I maintain that Jill Clayburgh’s “crazy” character was just acting normal–her outbursts of emotion in direct response to his provocations. He speaks to her with a Wes Anderson-like honesty and she’s in a Nora Ephron movie. Clayburgh was nominated for Lead Actress, losing to Sally Fields. I agree with the win, but it is nice that both of Clayburgh’s Oscar nominations are for playing plucky women dating later in life.
Candice Bergen was nominated for Supporting Actress, playing Reynolds’ ex-wife. She gets some of the most memorable moments of the movie, singing the songs with a passible-but-bad quality and whispering “I had a vaginal orgasm” to a lover the morning after. Sample song lyric: “Try to remember…I like everything meat.” [retching sound]
It is quite funny.
Since Trump’s election, Being There has been a consistent source of comparison. Peter Sellers plays a simpleton gardener who repeats what he sees on TV. He falls upward into becoming a key political figure. I saw this movie when I was a child and I have no desire to see it again. I remember Peter Sellers walking on water and Shirley MacLaine masturbating in front of him. That’s about it. I don’t remember Melvyn Douglas’ character at all, yet he won Best Supporting Actor for it. He didn’t even attend the ceremonies.

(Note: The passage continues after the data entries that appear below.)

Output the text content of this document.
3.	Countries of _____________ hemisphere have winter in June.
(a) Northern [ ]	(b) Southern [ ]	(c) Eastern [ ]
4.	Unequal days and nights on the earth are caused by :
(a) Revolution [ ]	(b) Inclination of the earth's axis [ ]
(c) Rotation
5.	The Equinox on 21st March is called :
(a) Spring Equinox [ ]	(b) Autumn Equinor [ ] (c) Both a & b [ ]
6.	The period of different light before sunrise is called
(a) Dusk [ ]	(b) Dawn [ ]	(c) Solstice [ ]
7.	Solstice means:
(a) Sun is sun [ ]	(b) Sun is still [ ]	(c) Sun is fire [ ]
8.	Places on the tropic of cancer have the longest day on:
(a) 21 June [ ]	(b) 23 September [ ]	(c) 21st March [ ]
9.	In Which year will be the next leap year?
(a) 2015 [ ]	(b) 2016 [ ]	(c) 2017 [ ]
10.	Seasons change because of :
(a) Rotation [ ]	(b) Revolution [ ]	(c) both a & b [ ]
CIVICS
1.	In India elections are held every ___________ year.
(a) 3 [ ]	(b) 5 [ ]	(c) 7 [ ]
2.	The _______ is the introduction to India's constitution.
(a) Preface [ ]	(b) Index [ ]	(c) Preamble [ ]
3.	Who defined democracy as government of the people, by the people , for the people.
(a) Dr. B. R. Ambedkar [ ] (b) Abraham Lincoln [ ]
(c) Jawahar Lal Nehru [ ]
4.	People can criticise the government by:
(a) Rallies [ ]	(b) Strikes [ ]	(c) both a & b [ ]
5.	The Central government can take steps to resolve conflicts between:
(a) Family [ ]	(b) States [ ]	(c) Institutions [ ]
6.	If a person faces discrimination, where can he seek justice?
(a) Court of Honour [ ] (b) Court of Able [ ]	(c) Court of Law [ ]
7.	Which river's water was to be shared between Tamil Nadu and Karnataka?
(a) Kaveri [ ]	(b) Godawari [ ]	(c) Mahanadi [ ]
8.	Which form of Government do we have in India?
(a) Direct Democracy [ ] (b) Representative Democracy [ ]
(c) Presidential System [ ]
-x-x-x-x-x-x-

Again, Robert Duvall should have won.
All That Jazz
I’m tepid on musicals to begin with, and after seeing the abysmal Nine, I decided I did not want to watch another musical about putting on a musical, thankyouverymuch.
Whether the Academy knew it or not, their votes were part of a building American consensus to turn away from openly confronting the wrongs they saw in their society and instead to decide that things were good and to move on.
Just remember: in the winter, underneath the bitter snows, lies the seed that with the sun’s love in the spring becomes the rose.